Галилей знакомит своих студентов с мысленными опытами: «Я представил себе мысленно два тела, равных по объему и весу, как, например, два кирпича, которые начинают падать с одинаковой высоты в один и тот же момент… Но если представить себе эти кирпичи в процессе падения соединившимися и столкнувшимися вместе, то который же из них… удвоит скорость другого?..» Ответить на этот вопрос не мог ни один из последователей Аристотеля, утверждавшего, что тяжелые тела падают быстрее легких. А ведь два кирпича, согласитесь, тяжелее одного…

Но перипатетика не убеждает ни мысленный опыт, ни реальный. А кроме того, сбрасывая пушечные ядра различной величины с Пизанской башни, экспериментатор не мог с бесспорной надежностью установить различие или совпадение времени их полета. Да и Аристотель не давал способа оценить и предсказать величину ожидаемой разницы. Поэтому малейшую, даже воображаемую разницу моментов приземления перипатетики толковали в свою пользу.

Молодой Галилей понимал, что не в силах человеческих замедлить движение свободно падающих тел, чтобы тем самым облегчить наблюдение и уменьшить погрешности опыта. И он нашел гениальный выход. Он придумал, как смоделировать уменьшенную силу тяжести. Не зная о работах Стевина, он интуитивно, еще не владея законом разложения сил, решил заменить свободное падение тел их скольжением по наклонной плоскости. Ему пришлось столкнуться с мешающей силой трения, но это его не беспокоило. Галилей изготовил гладкую наклонную плоскость и смазал ее маслом, чтобы уменьшить трение. Оставшимся трением он решил пренебречь. Все тела — большие и малые, легкие и тяжелые — теперь спускались с нее за одинаковое время. Это время зависело от угла наклона. Чем выше подпорка, на которой лежит начало наклонной плоскости, тем быстрее спуск. Галилей установил также, что скорость, приобретаемая телом в конце спуска, не зависит от длины наклонной плоскости, а только от высоты подпорки. И эта скорость одинакова для всех тел, независимо от их веса.

Одинакова скорость, одинаково и время, затрачиваемое любыми телами на спуск по данной наклонной плоскости. Но чем более пологой он делает наклонную плоскость, уменьшая высоту подпорки, тем дольше продолжается спуск, тем удобнее и точнее измерять время движения. Так Галилей сделал то, что казалось невозможным. Он научился управлять величиной силы, с которой тяготение движет тела. Он создал условия, при которых можно очень точно измерять время, затраченное телом на преодоление определенного пути. Измерения показали, что перипатетики не правы. Это время не зависит от веса тела.

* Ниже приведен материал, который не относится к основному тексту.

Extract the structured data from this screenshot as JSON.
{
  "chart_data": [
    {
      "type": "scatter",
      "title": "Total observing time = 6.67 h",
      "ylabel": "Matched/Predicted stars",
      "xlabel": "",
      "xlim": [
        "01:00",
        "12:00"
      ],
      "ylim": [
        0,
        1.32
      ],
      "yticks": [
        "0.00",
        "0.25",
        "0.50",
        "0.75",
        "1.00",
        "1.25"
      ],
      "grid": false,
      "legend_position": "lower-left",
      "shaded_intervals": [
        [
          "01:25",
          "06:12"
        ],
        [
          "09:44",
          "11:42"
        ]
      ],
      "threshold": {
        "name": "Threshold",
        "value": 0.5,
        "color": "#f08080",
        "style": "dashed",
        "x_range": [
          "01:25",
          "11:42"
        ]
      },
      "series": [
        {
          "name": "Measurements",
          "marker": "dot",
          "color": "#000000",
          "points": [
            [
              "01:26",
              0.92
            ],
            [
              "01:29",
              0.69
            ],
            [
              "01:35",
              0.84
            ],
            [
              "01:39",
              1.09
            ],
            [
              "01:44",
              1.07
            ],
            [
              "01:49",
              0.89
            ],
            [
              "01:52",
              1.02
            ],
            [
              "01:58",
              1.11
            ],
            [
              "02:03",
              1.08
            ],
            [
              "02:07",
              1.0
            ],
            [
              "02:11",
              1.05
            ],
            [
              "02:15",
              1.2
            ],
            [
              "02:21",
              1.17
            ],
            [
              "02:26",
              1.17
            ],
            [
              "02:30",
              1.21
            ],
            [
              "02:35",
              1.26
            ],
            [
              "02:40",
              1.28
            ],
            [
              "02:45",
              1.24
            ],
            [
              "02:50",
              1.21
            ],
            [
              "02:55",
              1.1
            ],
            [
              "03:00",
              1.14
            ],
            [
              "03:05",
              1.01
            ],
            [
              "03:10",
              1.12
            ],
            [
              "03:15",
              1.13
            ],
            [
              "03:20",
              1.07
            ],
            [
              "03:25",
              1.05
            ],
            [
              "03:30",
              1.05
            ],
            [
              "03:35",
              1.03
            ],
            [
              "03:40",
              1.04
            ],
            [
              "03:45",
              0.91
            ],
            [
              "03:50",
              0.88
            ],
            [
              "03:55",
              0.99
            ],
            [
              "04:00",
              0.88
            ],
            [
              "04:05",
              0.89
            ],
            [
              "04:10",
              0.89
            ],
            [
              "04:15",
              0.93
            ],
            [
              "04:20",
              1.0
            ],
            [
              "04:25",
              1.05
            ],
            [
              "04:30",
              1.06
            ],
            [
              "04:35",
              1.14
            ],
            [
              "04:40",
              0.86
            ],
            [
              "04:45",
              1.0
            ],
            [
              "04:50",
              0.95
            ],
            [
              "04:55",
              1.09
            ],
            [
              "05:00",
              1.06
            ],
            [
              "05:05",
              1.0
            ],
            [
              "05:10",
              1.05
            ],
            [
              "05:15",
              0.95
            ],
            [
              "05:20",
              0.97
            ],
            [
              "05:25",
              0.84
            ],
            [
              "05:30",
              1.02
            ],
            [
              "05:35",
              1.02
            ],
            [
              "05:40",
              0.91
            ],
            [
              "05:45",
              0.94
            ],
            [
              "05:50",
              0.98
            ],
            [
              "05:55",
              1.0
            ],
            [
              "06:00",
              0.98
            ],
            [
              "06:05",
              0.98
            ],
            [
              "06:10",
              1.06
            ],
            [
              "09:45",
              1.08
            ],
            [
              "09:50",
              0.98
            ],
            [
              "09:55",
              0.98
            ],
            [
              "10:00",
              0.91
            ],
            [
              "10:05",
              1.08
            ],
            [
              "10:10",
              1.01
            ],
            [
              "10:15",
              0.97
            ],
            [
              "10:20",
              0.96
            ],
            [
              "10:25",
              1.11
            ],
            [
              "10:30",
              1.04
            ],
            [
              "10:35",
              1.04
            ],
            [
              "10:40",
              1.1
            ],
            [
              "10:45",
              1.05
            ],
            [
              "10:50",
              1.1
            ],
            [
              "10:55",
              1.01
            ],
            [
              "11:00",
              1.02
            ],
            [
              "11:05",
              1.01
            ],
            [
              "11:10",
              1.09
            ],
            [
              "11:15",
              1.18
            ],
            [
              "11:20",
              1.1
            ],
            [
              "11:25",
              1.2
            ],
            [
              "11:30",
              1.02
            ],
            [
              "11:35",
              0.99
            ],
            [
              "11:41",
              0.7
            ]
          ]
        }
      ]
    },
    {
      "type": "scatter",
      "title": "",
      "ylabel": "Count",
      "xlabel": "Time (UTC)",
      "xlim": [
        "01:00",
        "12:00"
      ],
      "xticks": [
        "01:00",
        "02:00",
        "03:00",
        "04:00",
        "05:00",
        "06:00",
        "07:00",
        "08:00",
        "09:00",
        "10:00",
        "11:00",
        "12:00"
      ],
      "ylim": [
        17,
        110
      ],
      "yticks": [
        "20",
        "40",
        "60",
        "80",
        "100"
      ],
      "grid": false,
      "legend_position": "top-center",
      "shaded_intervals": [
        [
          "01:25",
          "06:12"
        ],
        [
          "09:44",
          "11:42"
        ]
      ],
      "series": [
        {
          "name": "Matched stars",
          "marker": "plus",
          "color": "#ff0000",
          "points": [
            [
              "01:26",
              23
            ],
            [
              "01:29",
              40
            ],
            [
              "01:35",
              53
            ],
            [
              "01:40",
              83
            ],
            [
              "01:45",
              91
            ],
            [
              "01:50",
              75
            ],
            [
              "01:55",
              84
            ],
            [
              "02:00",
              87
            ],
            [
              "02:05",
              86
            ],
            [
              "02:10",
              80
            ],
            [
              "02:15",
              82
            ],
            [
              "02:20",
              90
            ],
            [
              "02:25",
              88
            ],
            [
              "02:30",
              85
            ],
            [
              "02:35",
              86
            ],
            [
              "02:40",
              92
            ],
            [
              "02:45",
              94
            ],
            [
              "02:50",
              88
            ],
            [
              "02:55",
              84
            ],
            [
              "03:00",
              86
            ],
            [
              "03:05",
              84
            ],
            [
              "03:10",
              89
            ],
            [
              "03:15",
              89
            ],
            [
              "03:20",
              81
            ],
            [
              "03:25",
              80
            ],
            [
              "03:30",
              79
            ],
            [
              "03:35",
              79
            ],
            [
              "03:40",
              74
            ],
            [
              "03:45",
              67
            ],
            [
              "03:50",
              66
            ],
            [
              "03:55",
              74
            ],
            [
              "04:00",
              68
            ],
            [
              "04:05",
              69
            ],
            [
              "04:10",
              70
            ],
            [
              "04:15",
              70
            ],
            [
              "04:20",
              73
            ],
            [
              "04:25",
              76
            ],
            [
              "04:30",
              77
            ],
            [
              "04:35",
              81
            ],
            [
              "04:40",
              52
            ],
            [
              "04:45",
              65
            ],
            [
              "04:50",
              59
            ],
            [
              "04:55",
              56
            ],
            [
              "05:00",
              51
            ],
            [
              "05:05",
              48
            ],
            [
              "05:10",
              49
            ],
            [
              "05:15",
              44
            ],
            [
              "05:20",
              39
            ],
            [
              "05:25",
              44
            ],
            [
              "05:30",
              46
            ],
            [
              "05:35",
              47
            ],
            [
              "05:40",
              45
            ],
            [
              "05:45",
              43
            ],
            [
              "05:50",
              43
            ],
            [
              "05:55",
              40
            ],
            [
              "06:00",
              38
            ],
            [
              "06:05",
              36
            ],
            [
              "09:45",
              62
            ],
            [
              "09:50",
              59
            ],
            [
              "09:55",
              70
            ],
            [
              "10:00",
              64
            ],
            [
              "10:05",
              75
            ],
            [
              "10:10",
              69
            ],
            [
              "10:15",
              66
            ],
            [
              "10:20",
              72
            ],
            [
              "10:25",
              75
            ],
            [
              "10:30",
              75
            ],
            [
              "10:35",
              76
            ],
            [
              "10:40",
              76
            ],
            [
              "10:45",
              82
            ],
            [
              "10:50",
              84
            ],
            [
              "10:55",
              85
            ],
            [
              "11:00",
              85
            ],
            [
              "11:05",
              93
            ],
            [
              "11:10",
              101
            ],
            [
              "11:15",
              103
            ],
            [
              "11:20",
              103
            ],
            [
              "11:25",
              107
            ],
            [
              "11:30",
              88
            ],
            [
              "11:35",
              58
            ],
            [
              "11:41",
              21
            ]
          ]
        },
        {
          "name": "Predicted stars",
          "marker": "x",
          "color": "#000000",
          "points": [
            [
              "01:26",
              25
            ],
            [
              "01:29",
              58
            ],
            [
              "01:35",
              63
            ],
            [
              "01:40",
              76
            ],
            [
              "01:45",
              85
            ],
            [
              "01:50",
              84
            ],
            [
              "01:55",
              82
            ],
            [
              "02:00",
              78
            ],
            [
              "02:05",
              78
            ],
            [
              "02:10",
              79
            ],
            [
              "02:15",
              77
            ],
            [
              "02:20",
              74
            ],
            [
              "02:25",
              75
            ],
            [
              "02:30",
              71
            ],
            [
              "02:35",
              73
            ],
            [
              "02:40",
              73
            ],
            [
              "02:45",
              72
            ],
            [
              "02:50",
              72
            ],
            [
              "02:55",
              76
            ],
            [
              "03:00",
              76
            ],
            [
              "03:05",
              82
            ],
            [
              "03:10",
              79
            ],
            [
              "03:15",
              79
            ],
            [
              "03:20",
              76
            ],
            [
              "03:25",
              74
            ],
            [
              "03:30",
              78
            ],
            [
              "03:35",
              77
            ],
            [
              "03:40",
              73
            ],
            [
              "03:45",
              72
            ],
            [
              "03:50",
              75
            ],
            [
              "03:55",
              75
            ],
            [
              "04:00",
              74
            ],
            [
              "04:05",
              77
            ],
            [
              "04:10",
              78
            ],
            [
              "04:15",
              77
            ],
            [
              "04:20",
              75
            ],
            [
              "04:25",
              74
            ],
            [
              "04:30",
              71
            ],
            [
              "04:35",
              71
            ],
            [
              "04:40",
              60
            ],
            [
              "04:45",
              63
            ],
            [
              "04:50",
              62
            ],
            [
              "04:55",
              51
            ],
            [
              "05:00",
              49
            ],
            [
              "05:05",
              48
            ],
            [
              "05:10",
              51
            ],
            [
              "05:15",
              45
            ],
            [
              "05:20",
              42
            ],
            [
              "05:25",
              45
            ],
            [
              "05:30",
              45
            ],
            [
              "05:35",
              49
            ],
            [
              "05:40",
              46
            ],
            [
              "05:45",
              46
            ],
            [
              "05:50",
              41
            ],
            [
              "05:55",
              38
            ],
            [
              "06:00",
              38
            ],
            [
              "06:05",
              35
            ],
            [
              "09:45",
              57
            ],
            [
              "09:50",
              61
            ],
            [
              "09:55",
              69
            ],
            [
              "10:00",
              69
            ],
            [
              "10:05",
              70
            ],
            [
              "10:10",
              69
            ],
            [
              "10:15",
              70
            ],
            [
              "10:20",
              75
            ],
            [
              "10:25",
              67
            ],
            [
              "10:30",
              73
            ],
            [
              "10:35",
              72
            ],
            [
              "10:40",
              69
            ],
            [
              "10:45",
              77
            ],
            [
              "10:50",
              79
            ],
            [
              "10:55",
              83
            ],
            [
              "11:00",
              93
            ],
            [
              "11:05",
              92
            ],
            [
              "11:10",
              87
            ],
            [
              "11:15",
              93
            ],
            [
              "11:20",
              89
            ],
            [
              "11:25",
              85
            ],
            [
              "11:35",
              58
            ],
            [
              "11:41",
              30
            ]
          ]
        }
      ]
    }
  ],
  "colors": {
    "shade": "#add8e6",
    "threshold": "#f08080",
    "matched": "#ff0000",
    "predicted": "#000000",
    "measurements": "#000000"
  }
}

Но Галилей не останавливается на этом. Делая наклонную плоскость все более крутой, Галилей приближал условия движения тел по ней к свободному падению. В пределе, когда плоскость вертикальна, она не влияет на падение тела, летящего вдоль нее. Так Галилей не только смоделировал действие различных по величине и постоянных во времени сил, но и впервые осуществил на опыте переход к пределу. Он смог по желанию изменять величину действующей силы от ее наибольшего значения до нуля, когда плоскость становится горизонтальной.

Теперь стала яснее причина того, почему период колебания маятника зависит только от длины подвеса, а не от величины груза. Ведь груз маятника как бы падает по дуге окружности, а ее можно представить совокупностью множества плавно переходящих одна в другую прямых, лежащих на плоскостях, наклон которых постепенно изменяется. И так как скорость, а значит, и время падения не зависят от веса тела, то и период колебания маятника не связан с весом его груза, а только с длиной нити, к которой подвешен груз. Но маятник, практически свободный от трения, позволяет еще проще наблюдать законы движения. Галилей предлагает вбить гвоздь точно под точкой подвеса маятника между нею и грузом и, сохраняя нить натянутой, отклонить груз в сторону, поднимая его до уровня гвоздя. Отпущенный груз будет опускаться до направления отвеса по малой окружности, центр которой совпадает с гвоздем, а затем поднимется на исходную высоту по дуге большой окружности, определяемой полной длиной нити.